6 Conclusion, Limitations and Future Research

The present study discusses the widespread presence of abusive and harassing text present in online platforms. While there is a growing body of studies focused on detecting abusive text online, there is surprising paucity of research aiming to evaluate the severity of abusive comments being posted in online platforms. Aiming to address this challenge, the present study proposes a novel approach to pre-process the data and detect the severity of harassment and abusive text in online platforms using a multi-classification scheme; levels are ranging from 0 to 6, where 0 indicates the absence of abuse in a text and 6 indicates the extremely abusive language in the text. This study examines the ability of deep learning algorithms to outperform machine learning algorithms in detecting the severity of abusive and harassing text online. Eight different models are deployed: six machine learning techniques, (i.e., SVM, Random Forest, and Naïve Bayes), each implementing unigrams and bigrams and two different deep learning techniques, (i.e., Bi-LSTM and CNN) using word embeddings. The results show that the Random Forest algorithm with bigrams achieves the best performance in detecting hate speech online.

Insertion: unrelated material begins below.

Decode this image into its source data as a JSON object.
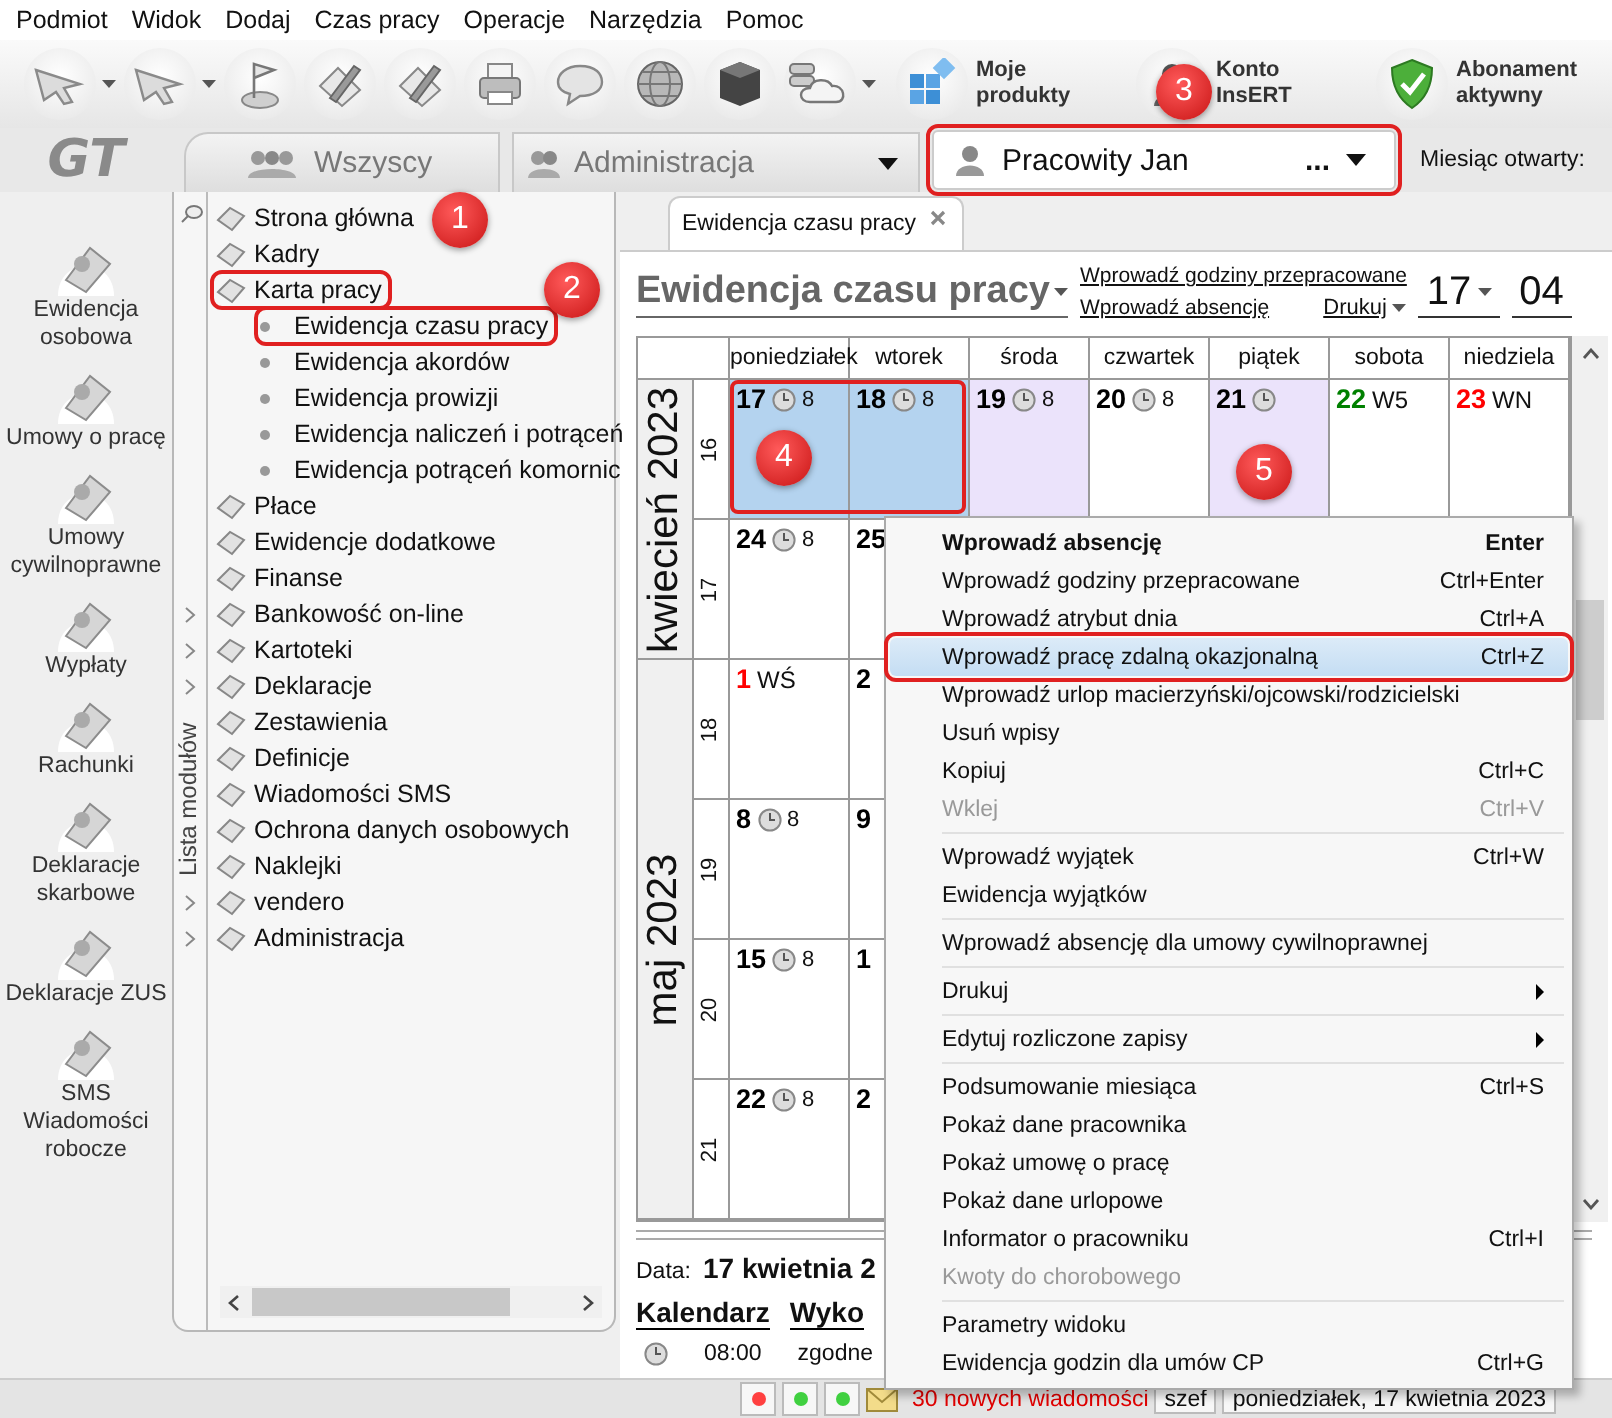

This research uses a publicly available dataset to demonstrate the different data pre-processing techniques, and to train and evaluate the developed models. This could limit the generalisability of the findings discussed in this study. Additionally, the small size of the data has limited the purpose of using known word embedding techniques such as GloVe, word2vec or BERT, thus manual word embedding was performed. Considering these limitations, future studies should consider employing larger datasets extracted from social media platforms to achieve better evaluation and comparison of the performance of the pre-processing techniques and the developed models. Furthermore, implementing the deep learning algorithms using the pre-trained word embeddings such as GloVe, word2vec and BERT with added attention layers to further improve their performance can be useful to see how they compare against the performance of the Random Forest algorithm. The Naïve Bayes' performance can also be improved by implementing a multinomial Naïve Bayes algorithm. Future work should also include analysing the abusers' previous posts to determine if the context in which the comment was made falls under the "abusive" category or not.